80%. MS (EI) m / z 153; 1H NMR (CDCI3) 6.98 (2H, s), 4.45 (2H, dd), 1.52 (2H, p), 1.33 (2H, m), 1.02 (3H, t). Anal. Cale. C8HnN02C, 62.73; H, 7.24; N, 9.14; Found C, 62.75; H, 7.21; N, 9.16.

EXAMPLE 4

1 -dodecyl- 1H-pyrrole-2,5 -dione

The desired product was prepared starting from maleic anhydride and dodecan-1-amine. Yield: 78%. MS (EI) m / z 265; 1H NMR (CDC13) 6.98 (2H, s), 4.39 (2H, t), 1.63 (2H, m), 1, 31 (16H, m), 0.91 (3H, t). Anal. Cale. Ci6H27N02C, 72.41; H, 10.25; N, 5.28; Found C, 72.50; H, 10.23; N, 5.26.

EXAMPLE 5

(£) -l- (heptadec-8-enyl) -lH-pyrrole-2,5-dione

The desired product was prepared starting from maleic anhydride and (£) -heptadec-8-en-1 -amine.
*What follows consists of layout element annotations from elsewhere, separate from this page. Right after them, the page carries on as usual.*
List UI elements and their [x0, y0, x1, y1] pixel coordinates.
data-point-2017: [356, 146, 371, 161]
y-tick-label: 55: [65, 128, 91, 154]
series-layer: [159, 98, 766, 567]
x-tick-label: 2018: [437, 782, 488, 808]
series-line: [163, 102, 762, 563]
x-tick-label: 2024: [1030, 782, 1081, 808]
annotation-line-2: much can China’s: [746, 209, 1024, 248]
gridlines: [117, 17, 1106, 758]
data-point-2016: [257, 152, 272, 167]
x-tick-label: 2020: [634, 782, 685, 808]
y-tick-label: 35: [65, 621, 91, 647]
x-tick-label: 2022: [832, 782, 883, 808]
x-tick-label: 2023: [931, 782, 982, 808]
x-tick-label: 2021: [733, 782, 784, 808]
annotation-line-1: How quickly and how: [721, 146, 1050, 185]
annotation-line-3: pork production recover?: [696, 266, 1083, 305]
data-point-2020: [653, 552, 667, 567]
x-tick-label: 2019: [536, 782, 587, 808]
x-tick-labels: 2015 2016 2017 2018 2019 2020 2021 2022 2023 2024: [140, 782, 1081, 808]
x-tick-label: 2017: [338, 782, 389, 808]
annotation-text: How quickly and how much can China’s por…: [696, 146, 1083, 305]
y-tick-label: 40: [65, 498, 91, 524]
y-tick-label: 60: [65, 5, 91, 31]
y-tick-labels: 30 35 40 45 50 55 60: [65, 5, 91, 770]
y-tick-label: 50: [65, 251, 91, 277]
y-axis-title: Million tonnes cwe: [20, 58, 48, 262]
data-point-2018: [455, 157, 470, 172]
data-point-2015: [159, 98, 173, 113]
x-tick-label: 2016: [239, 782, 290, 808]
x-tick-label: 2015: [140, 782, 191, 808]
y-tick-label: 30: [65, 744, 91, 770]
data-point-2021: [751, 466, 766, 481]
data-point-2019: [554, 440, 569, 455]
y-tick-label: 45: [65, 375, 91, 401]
Yield: 69%. MS (EI) m / z 333; * H NMR (CDC13) 6.98 (2H, s), 5.45 (2H, s), 4.41 (2H, t), 2.20 (4H, dt), 1.63 (2H, m), 1, 31 (18H , m), 0.91 (3H, t). Anal. Cale. C2iH35N02C, 75 63; H 10 58; N 420; Found C 7567; H 1061; N, 4.18.

Claims (10)

CLAIMS of the invention having the TITLE: "Antitumor agents with inhibitory activity of prenylation proteins, preparation process and uses in the medical field", It claims: 1. The application of compounds of general formula (I) (see Table 1 attached) as new anticancer agents. 2. The application of compounds of general formula (II) (see Table 1 attached) as new anti-cancer people. Compounds as defined in claim 1 as prenylation inhibitors of Ras and other proteins. 4. Compounds as defined in claim 2 as inhibitors of the prenylation of Ras and other proteins. The compounds defined in claims 1 and 2 as inhibitors of the proliferation of tumor cells and not of normal cells, at the cytotoxic concentration. 6, A process for synthesizing the compounds of formula (I), according to Scheme 1 (see Table 2 attached) illustrated in Example 1. 7. A process to synthesize the compounds of formula (II), according to Scheme 2 (see Table 2 attached) illustrated in Example 2. 8. Use of the compounds as defined in claims 1 and 2 as therapeutically active agents. 9. Use of the compounds as defined in claims 1 and 2 in the preparation of a medicament useful in anticancer therapy. A pharmaceutical composition useful for combating the tumor and its metastases, which contains a therapeutically effective amount of at least one of the compounds as defined in claims 1 and 2, in conjunction with at least one pharmaceutically acceptable excipient.